Women have a place in politics


WITH the majority of writs returned, the new parliament looks certain to be without the presence of women as elected members. The 2012 national elections returned three women in Delilah Gore (Sohe), Julie Soso (Eastern Highlands) and Loujaya Kouza (Lae).
From now until the next general election in 2022 – barring a women being elected during a by election – the ninth parliament will be an all-male show.
Is the country poorer for it? Will the government function less effectively because there are no women in parliament?
Based on the history of women in Papua New Guinean politics, which stretches back to the first elections in 1977, the impact from a numerical perspective will be slight.
Three women were elected to the first parliament, including Nahau Rooney (Manus regional), who served as Justice Minister in Michael Somare’s cabinet, and was subsequently re-elected for another term in 1982.
Parliament then had Dame Carol Kidu grace its floor for three terms. The Australian-born wife of Sir Buri Kidu, the country’s first chief justice, served three terms from 1997 to 2012 and held ministerial portfolios such as sports, community development and welfare.
Next to Rooney, Dame Carol is perhaps the most notable of the women who have had the opportunity to have served the country as leaders.
In terms of their impact on the floor of parliament, women have had little influence in that area.
Women who have become members since Rooney and have had the honour of holding ministries, have only held portfolios associated with social welfare, community and related areas.
Will Papua New Guinean’s voting preferences swing enough in the near future for women to become bigger players in the political sphere? One can only guess, but that does not mean they should not keep trying.
In September, 2015, the 193 member states of the United Nations unanimously adopted a new global agenda to end poverty by 2030 and pursue a sustainable future for all. PNG was one of those countries.
The 2030 Agenda for Sustainable Development (SDGs) includes a specific goal to achieve gender equality, which aims to end discrimination and violence against women and girls and ensure equal participation and opportunities in all spheres of life. Advancing women’s political participation was seen as a crucial part of delivering on the SDGs.
While that goal, which is to ensure women’s full and effective participation and equal opportunities for leadership at all levels of decision-making in political, economic and public life is a worthy one, this country is still some way off achieving that.
PNG can probably be described as a conservative Christian developing (or third world, depending who you ask) country with a male-dominated culture that has Melanesian ideals and traditions.
Slowly but surely, however, the women’s voice is being heard and their issues are being given the time and attention they deserve.
That is not to say that the country and its estimated eight million people need to be as progressive and on par with the western world.
With a country that has a low literacy rate among the general population, most of whom are based in the rural areas, and where formal employment accounts for a disproportionately small percentage of the adult population, women’s issues, while relevant, tend not to be the major focus of the agenda.

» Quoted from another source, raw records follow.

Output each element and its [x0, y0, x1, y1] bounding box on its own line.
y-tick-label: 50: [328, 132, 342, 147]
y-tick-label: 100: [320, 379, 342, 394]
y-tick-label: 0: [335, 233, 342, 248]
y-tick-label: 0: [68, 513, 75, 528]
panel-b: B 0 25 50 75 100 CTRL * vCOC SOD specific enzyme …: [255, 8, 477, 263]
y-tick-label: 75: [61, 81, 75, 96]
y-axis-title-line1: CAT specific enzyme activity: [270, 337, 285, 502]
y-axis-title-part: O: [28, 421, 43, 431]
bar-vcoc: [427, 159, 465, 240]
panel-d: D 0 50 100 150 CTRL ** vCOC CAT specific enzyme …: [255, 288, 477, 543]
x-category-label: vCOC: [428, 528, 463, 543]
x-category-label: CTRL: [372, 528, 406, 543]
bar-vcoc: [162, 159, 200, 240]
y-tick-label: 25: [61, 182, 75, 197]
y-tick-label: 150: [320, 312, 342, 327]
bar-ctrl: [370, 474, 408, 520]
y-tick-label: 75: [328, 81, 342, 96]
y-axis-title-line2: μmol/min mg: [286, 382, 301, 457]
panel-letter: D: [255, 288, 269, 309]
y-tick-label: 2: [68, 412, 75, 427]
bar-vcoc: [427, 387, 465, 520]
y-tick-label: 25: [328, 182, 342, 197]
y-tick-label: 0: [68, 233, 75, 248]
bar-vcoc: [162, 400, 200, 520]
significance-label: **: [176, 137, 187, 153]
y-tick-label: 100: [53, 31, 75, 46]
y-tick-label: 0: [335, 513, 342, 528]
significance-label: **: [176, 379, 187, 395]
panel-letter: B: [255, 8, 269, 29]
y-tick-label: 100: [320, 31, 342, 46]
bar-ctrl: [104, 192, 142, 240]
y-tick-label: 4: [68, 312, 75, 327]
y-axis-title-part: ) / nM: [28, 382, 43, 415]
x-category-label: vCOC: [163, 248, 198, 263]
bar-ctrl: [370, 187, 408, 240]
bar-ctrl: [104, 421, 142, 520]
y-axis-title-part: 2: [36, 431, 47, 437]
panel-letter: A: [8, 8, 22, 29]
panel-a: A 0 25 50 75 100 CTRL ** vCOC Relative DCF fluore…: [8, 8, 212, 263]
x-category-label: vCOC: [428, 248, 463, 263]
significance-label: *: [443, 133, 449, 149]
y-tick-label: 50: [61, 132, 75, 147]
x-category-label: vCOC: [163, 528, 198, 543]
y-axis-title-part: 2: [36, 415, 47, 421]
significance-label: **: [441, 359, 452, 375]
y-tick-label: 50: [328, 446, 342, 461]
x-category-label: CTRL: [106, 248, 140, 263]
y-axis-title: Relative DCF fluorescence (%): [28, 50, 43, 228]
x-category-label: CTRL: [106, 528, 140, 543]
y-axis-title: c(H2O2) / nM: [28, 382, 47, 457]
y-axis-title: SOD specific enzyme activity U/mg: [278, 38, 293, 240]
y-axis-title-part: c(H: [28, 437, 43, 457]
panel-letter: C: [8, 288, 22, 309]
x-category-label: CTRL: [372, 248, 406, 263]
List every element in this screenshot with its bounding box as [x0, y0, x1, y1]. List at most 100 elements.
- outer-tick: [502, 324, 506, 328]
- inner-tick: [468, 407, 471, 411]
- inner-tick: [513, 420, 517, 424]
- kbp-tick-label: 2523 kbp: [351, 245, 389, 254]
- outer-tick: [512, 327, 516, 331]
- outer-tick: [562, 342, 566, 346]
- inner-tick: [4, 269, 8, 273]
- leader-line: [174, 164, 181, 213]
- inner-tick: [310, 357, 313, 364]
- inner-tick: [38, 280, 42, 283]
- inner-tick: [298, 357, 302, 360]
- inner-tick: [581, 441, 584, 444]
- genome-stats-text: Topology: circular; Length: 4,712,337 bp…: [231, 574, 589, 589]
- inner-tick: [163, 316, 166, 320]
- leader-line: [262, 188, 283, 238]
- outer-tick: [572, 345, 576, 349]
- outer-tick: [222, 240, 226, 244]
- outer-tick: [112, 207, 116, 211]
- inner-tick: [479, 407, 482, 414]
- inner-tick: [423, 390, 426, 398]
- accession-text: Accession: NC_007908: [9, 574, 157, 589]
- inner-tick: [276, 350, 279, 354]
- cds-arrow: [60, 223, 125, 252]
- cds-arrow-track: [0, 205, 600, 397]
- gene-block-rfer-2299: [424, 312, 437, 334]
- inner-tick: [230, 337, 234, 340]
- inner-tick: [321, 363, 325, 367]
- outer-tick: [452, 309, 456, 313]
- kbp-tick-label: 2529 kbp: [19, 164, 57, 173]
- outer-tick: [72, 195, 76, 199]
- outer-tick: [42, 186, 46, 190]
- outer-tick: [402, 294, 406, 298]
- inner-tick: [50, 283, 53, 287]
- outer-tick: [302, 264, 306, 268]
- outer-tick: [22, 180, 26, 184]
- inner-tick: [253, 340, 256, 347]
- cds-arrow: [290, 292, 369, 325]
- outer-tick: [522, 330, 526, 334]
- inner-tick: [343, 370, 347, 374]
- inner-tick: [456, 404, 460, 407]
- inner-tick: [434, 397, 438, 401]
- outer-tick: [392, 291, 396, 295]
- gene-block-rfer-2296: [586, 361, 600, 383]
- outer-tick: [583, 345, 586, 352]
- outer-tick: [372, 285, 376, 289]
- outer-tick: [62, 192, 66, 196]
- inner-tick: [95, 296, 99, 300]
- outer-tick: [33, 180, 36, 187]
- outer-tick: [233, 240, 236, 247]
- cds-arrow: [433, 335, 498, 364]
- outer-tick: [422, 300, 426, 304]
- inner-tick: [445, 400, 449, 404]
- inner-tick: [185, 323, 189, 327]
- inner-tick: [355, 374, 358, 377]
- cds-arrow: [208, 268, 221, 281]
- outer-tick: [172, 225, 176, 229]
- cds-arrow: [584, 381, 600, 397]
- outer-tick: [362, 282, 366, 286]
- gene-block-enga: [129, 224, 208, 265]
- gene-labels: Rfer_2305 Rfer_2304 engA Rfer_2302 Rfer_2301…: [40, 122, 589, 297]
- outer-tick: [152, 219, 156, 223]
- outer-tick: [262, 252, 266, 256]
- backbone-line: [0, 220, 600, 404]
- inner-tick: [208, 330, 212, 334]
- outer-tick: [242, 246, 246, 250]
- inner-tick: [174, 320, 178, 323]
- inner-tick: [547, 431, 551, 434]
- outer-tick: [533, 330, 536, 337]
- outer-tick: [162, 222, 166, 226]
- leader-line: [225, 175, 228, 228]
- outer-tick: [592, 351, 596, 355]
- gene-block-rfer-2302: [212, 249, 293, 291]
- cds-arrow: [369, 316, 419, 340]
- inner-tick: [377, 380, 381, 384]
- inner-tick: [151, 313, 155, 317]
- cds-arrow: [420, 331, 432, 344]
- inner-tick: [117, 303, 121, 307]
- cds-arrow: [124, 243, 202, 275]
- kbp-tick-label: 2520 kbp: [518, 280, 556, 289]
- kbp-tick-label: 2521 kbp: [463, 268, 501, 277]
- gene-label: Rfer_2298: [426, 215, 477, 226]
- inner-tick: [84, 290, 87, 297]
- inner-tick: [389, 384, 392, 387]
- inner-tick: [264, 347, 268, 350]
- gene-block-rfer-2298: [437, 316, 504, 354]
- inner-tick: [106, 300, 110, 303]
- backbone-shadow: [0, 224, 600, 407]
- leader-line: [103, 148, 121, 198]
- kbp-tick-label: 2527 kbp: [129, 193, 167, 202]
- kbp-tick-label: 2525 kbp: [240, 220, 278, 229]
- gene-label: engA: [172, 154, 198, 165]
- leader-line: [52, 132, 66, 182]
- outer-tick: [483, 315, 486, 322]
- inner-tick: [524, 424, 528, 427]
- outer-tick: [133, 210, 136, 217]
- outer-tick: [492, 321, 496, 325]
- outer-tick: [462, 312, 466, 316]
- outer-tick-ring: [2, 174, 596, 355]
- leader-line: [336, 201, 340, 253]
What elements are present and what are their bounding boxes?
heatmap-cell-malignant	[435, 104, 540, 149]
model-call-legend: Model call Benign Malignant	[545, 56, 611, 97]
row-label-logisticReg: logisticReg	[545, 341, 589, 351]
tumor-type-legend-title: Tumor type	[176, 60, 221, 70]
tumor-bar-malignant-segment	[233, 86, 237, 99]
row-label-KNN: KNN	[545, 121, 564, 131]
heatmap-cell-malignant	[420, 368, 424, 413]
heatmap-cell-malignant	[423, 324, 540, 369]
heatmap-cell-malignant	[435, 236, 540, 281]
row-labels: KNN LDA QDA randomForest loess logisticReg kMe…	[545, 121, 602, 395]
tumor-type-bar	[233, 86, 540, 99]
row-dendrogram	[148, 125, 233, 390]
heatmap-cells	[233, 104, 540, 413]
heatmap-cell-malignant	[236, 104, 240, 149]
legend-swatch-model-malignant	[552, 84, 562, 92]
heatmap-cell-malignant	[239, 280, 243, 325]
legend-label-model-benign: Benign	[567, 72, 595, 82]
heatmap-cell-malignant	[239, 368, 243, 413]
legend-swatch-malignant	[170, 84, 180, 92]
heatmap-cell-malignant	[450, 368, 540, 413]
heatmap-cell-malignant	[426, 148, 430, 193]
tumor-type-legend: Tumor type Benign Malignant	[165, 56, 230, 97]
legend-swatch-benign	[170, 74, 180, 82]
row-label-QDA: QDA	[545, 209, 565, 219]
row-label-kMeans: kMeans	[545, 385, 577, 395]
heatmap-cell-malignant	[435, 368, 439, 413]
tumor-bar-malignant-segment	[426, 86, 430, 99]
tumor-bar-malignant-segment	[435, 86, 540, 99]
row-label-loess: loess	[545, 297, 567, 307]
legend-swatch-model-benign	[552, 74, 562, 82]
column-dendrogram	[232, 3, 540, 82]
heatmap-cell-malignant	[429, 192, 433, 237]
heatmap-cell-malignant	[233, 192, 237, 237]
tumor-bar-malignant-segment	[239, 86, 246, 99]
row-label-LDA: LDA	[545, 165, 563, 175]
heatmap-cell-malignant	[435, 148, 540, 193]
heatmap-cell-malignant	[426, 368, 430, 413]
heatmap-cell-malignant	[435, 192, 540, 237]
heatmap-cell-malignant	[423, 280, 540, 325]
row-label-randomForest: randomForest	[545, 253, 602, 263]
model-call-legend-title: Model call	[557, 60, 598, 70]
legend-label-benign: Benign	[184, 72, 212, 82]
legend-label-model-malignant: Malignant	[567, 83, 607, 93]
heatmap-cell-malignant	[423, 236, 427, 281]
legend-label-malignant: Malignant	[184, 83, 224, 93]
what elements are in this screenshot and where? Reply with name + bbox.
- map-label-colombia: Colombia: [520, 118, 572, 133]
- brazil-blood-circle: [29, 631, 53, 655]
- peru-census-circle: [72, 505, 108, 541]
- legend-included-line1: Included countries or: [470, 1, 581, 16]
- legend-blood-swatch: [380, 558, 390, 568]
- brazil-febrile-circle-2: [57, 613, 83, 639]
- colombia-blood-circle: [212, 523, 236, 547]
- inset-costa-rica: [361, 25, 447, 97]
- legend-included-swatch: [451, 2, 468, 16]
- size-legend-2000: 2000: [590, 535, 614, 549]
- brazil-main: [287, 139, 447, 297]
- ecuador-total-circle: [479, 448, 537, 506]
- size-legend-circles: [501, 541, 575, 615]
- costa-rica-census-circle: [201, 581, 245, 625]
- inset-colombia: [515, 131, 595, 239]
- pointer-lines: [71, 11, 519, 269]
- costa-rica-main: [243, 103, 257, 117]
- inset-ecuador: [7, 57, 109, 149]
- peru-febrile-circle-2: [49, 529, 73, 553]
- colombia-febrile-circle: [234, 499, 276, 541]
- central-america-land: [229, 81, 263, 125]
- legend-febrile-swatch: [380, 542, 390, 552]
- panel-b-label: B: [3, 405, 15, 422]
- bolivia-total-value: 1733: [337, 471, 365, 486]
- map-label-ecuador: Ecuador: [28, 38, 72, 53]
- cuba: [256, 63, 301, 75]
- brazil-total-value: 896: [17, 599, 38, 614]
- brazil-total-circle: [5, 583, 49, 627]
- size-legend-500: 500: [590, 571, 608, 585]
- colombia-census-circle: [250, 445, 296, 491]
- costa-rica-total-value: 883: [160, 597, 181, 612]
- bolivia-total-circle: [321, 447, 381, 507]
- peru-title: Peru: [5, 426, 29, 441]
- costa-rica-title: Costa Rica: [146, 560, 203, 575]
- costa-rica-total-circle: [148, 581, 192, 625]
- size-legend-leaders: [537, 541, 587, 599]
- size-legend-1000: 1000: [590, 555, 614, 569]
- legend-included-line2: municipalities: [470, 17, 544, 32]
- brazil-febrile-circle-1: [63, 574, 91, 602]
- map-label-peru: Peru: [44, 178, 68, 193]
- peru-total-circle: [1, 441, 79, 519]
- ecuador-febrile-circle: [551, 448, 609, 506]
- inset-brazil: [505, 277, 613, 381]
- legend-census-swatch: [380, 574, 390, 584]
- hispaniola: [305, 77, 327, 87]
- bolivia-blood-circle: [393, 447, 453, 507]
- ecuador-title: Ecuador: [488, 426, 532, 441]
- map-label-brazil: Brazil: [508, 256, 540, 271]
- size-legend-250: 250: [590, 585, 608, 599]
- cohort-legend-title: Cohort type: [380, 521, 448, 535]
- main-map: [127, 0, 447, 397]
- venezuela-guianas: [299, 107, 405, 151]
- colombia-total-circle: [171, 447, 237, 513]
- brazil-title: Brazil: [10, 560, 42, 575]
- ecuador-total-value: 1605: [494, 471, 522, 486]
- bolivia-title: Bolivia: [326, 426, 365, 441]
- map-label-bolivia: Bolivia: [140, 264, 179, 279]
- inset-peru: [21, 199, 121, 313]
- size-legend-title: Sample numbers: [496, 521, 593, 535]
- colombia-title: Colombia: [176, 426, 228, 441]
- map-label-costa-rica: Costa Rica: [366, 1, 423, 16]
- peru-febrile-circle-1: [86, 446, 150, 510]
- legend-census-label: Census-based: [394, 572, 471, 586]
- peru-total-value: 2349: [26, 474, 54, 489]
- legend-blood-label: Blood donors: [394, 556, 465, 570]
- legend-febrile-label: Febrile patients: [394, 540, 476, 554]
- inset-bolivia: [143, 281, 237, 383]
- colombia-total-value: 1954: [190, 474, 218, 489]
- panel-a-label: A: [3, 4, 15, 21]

Women’s issues related to their fair and equal treatment in the education and opportunities in the workforce, their safety in terms of having protection from abuse and mistreatment are real and that is where the work needs to be done.
For a country to prosper every working man and woman  has a role to play. Politics in PNG is not just engendered towards the “big man” culture but is intrinsically geared towards developmental aims, as is natural for developing nations.
PNG certainly women have a place in politics. It is up to the people (half of whom are women) to put them there.